Solve each system by substitution. Tell whether the system has one solution, infinitely-many solutions, or no solution.
To "solve by substitution", one figures out how to multiply the equations in order to get one of the variables to drop out. They started (in your textbook and in your classroom lecture) with examples that were easy, such as:
. . . . .\(\displaystyle 3x\, -\, 5y\, =\, 1\)
. . . . .\(\displaystyle 2x\, +\, 5y\, =\, 9\)
Here, clearly the y-terms will cancel when you "add down":
. . . . .\(\displaystyle 3x\, -\, 5y\, =\, 1\)
. . . . .\(\displaystyle 2x\, +\, 5y\, =\, 9\)
. . . . .---------------
. . . . .\(\displaystyle 5x\, +\, 0y\, =\, 10\)
...so x = 2, and then you back-solve to find the value of y.
In the more complicated examples in class, you saw that you need to create this cancellation yourself, through multiplying the equations by useful values.
1. 7x + 2y = -13
. .-3x - 8y = 23
In your exercise (1) above, you could cancel the x-terms by multiplying the first equation by 3 (to get +21x) and the second equation by 7 (to get -21x). But these numbers are fairly large, and it's simpler to just multiply the first equation by 4 (to get +8y), which will cancel off with the y-term of the second equation (which is already -8y).
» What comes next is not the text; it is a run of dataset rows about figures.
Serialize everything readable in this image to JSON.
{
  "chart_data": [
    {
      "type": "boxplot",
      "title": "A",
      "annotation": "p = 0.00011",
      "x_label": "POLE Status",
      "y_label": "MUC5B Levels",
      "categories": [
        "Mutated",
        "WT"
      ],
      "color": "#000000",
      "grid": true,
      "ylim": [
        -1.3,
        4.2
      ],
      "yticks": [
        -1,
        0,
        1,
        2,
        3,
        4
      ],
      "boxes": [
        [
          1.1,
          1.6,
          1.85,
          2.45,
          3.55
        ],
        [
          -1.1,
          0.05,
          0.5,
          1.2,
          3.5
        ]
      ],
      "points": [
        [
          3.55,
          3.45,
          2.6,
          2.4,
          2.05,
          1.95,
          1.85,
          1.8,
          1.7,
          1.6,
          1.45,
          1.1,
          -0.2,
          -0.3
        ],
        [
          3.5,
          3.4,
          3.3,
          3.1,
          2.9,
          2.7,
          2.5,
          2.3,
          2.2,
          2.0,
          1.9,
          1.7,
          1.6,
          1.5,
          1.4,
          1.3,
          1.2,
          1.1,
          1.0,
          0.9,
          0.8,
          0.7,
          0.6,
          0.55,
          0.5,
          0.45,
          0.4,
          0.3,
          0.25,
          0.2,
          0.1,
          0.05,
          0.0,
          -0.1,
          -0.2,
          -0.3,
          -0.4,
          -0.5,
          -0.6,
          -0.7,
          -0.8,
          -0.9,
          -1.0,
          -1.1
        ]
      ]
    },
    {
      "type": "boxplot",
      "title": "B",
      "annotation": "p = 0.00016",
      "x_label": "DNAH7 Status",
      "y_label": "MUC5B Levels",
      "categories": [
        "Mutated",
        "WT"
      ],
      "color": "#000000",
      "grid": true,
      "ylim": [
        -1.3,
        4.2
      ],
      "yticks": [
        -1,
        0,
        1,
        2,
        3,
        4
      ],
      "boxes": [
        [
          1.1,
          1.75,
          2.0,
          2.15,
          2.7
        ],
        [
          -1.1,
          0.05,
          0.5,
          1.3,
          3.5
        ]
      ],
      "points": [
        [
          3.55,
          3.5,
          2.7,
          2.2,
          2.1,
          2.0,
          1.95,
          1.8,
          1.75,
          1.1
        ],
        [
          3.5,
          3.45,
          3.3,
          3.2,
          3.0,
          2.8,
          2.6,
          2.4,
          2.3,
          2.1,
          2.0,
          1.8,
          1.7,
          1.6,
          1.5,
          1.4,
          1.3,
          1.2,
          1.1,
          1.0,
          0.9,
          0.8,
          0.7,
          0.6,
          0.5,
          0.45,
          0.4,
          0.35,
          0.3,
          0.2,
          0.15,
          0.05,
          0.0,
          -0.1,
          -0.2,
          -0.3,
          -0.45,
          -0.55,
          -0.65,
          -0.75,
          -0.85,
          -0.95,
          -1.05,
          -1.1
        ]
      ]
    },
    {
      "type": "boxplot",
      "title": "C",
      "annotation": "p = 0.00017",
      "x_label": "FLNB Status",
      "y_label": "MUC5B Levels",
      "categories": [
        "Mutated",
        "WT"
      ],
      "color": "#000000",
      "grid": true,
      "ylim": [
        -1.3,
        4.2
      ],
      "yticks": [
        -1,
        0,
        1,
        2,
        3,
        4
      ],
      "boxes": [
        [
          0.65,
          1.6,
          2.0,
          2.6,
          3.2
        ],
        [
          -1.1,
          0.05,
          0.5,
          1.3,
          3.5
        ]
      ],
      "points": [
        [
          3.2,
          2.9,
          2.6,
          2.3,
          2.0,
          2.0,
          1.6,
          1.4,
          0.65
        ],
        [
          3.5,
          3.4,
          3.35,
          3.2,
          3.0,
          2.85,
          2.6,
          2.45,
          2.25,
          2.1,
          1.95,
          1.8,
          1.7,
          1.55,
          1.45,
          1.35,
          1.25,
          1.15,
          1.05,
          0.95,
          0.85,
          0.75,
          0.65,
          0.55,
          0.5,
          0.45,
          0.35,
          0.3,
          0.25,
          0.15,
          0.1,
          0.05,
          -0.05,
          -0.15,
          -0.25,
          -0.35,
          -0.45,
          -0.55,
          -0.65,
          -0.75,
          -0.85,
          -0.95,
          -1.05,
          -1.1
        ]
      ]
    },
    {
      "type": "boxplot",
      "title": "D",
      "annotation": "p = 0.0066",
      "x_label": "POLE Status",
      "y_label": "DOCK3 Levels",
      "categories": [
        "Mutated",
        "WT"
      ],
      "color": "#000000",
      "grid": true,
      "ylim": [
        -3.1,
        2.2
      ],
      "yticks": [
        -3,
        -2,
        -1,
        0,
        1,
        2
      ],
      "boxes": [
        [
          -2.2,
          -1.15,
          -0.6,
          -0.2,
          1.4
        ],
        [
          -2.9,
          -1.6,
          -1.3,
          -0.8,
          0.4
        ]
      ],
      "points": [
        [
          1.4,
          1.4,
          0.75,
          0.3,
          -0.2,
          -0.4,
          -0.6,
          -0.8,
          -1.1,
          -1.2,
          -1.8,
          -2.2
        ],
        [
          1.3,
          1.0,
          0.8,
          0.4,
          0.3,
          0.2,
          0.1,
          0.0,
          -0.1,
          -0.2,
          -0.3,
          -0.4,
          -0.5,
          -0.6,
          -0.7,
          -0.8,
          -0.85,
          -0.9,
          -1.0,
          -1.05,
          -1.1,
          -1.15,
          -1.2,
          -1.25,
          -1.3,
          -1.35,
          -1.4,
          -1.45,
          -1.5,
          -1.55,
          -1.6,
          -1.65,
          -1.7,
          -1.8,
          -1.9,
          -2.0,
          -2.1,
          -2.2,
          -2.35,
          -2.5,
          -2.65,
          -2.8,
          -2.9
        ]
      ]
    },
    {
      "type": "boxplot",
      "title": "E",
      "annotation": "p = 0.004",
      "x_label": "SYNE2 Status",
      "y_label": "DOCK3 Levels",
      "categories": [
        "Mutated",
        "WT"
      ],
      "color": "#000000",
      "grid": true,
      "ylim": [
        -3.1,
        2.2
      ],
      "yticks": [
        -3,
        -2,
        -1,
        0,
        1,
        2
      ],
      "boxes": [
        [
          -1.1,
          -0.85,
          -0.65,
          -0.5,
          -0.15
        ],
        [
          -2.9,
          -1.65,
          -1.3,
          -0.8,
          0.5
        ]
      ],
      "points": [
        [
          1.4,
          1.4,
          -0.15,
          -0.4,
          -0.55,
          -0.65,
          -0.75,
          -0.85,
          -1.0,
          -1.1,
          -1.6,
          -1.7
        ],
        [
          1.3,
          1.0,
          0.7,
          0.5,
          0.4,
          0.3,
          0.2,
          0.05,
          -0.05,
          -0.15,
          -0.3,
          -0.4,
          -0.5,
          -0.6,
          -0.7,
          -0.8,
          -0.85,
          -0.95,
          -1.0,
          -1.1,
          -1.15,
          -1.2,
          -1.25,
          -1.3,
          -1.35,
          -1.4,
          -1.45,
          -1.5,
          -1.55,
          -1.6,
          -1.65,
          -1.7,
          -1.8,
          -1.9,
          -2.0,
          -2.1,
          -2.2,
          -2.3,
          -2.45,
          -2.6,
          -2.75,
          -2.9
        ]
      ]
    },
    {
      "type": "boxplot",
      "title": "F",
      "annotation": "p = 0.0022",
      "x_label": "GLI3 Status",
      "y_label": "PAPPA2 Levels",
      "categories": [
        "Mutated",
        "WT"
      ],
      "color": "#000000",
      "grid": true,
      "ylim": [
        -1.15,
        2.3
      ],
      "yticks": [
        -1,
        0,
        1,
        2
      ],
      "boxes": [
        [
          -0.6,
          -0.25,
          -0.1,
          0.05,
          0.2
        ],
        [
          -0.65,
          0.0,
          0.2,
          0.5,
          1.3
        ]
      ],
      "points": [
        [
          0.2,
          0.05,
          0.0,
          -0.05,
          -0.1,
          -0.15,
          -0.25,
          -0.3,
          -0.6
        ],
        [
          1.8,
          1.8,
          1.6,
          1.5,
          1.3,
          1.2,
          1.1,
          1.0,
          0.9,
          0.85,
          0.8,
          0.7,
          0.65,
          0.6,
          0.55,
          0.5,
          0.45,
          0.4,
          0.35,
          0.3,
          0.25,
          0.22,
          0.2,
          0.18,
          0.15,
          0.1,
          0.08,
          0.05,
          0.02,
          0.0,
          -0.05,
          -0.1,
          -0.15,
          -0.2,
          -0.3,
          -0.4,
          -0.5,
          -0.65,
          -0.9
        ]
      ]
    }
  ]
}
There is no "rule" which requires that you use this multiplication but, just as with finding the
least common multiple and the
lowest common denominator, it's usually handy to use the simpler, smaller values.
2. x - 2y - 1 = 0
. .y - 5x + 14 = 0
You can start by rearranging to the standard format:
. . . . .\(\displaystyle +1x\, -\, 2y\, =\,\)
. . \(\displaystyle \, 1\)
. . . . .\(\displaystyle -5x\, +\, 1y\, =\, -14\)
You
could multiply the first equation by, say, 20 (to get +20x) and the second equation by 4 (to get -20x), but wouldn't it be simpler to multiply just the second equation by 2 (to get +2y, which will cancel off with the -2y that's already in the first equation)?
3. y = -8x - 37
. .x + 3y = 4
Start by rearranging to get the standard format. What do you see? What are your thoughts? What will you try? Where will this lead?
If you get stuck, please reply showing all of your thoughts and steps so far. Thank you!